- Agent AI implementation is slow, but the technology itself is not to blame
- Privacy, compliance, management and skills shortages are creating obstacles
- Dynatrace says the way forward is to redefine ROI and focus on human-machine collaboration
A new report from Dynatrace claims that around half of agent AI initiatives are still in pilot or proof-of-concept stages, showing how organizations are struggling to move from experimentation to full implementation, preventing them from achieving the return on investment (ROI) they are aiming for.
But the value of AI is not the factor in question; rather, it is barriers such as governance and security that are causing delays. Additionally, one in three cite the lack of a clear business case as a barrier to progress.
But companies are not discouraged: three-quarters (74%) expect to increase agent AI budgets next year.
These are the main barriers to agent AI and how to overcome them
The most important implementation areas today are IT operations and DevOps (72%), software engineering (56%) and customer support (51%), however the Dynatrace report reveals a disparity between investment approaches and where companies expect to see the greatest return on investment. Instead, the best returns are expected to come from IT operations and systems monitoring (44%), cybersecurity (27%), and data processing and reporting (25%).

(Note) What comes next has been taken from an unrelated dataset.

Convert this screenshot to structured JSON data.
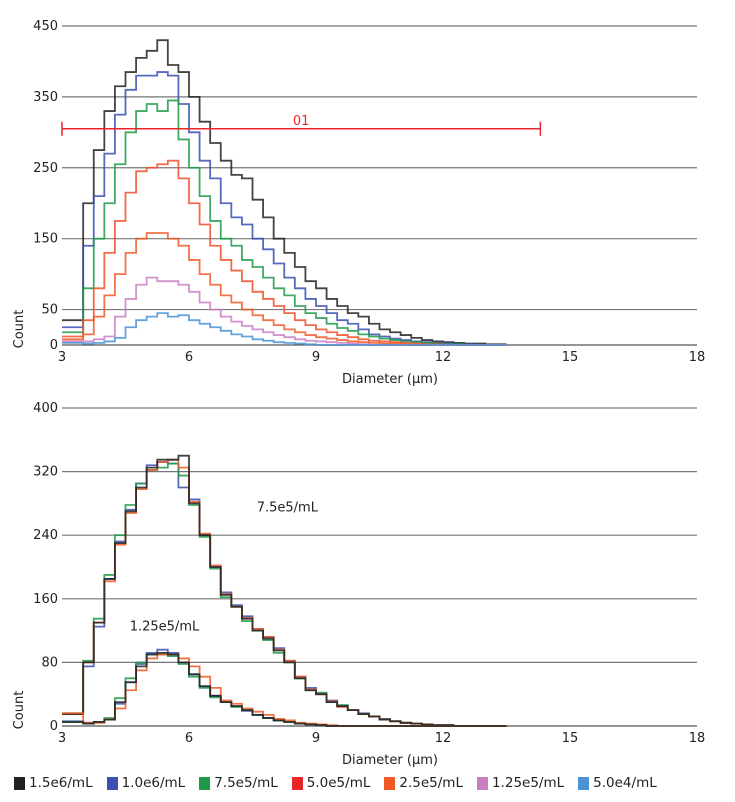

The study details some of the most preventative barriers, including security, privacy and compliance concerns (shared by 52% of respondents), difficulty managing and monitoring agents at scale (51%), and shortages of qualified staff or training (44%).

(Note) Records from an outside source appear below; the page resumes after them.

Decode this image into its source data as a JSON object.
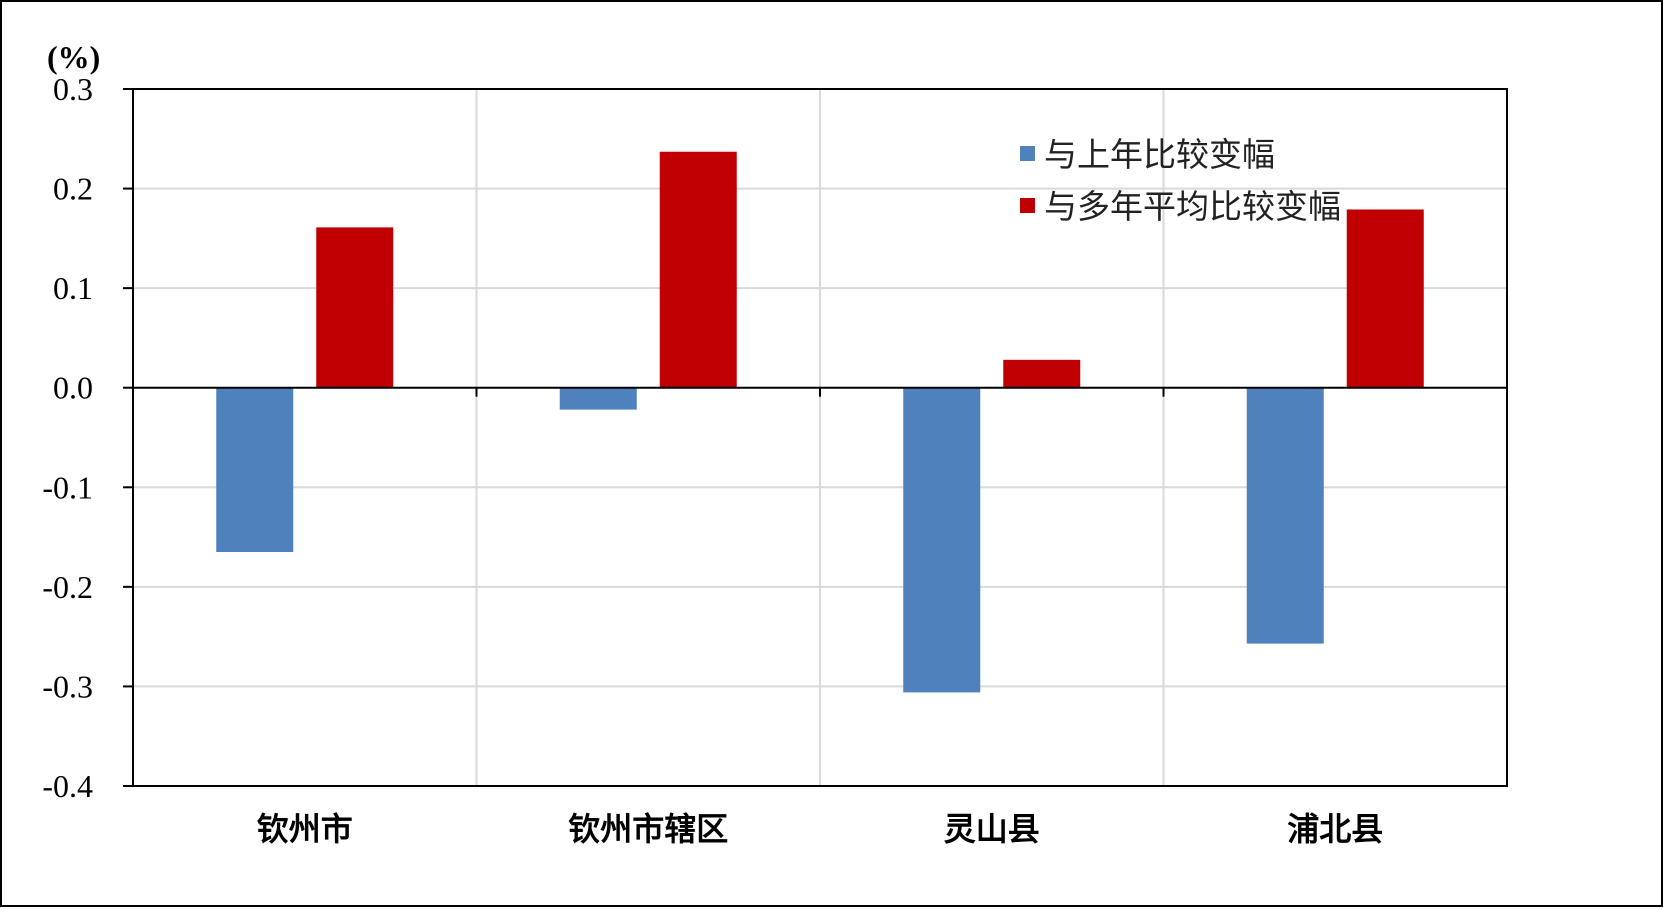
{
  "chart_data": {
    "type": "bar",
    "unit_label": "(%)",
    "categories": [
      "钦州市",
      "钦州市辖区",
      "灵山县",
      "浦北县"
    ],
    "series": [
      {
        "name": "与上年比较变幅",
        "color": "#4F81BD",
        "values": [
          -0.165,
          -0.022,
          -0.306,
          -0.257
        ]
      },
      {
        "name": "与多年平均比较变幅",
        "color": "#C00000",
        "values": [
          0.161,
          0.237,
          0.028,
          0.179
        ]
      }
    ],
    "ylim": [
      -0.4,
      0.3
    ],
    "yticks": [
      0.3,
      0.2,
      0.1,
      0.0,
      -0.1,
      -0.2,
      -0.3,
      -0.4
    ],
    "ytick_labels": [
      "0.3",
      "0.2",
      "0.1",
      "0.0",
      "-0.1",
      "-0.2",
      "-0.3",
      "-0.4"
    ],
    "grid": true,
    "legend_position": "top-right"
  }
}
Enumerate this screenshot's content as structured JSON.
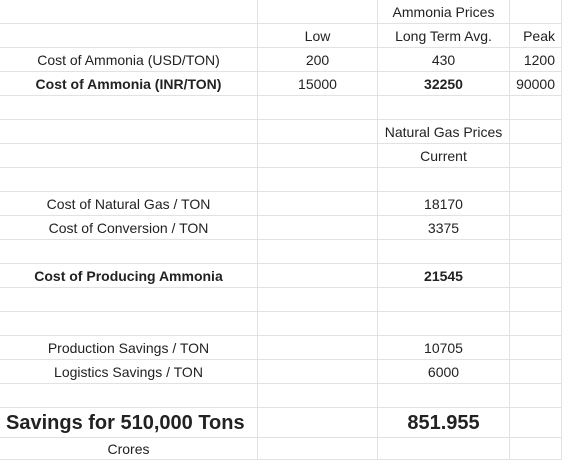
{
  "header": {
    "ammonia_prices": "Ammonia Prices",
    "low": "Low",
    "long_term_avg": "Long Term Avg.",
    "peak": "Peak"
  },
  "rows": {
    "usd_label": "Cost of Ammonia (USD/TON)",
    "usd_low": "200",
    "usd_avg": "430",
    "usd_peak": "1200",
    "inr_label": "Cost of Ammonia (INR/TON)",
    "inr_low": "15000",
    "inr_avg": "32250",
    "inr_peak": "90000",
    "ng_prices": "Natural Gas Prices",
    "current": "Current",
    "ng_cost_label": "Cost of Natural Gas / TON",
    "ng_cost_value": "18170",
    "conv_label": "Cost of Conversion / TON",
    "conv_value": "3375",
    "prod_label": "Cost of Producing Ammonia",
    "prod_value": "21545",
    "prod_savings_label": "Production Savings / TON",
    "prod_savings_value": "10705",
    "log_savings_label": "Logistics Savings / TON",
    "log_savings_value": "6000",
    "total_label": "Savings for 510,000 Tons",
    "total_value": "851.955",
    "crores": "Crores"
  }
}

Business leaders also highlighted the importance of human workers in an agent-driven world, predicting a 50:50 split for IT and routine support tasks. At the moment, about two-thirds (69%) of AI decisions are still verified by humans, and 87% are creating AI agents that require human supervision.
Another quarter (23%) prefer to rely solely on human-supervised agents.
Looking ahead, Dynatrace’s recommendations include reconsidering metrics and redefining ROI, establishing clear barriers to human-machine collaboration, and scaling slowly with intention rather than wasting large amounts of cash with varying degrees of success.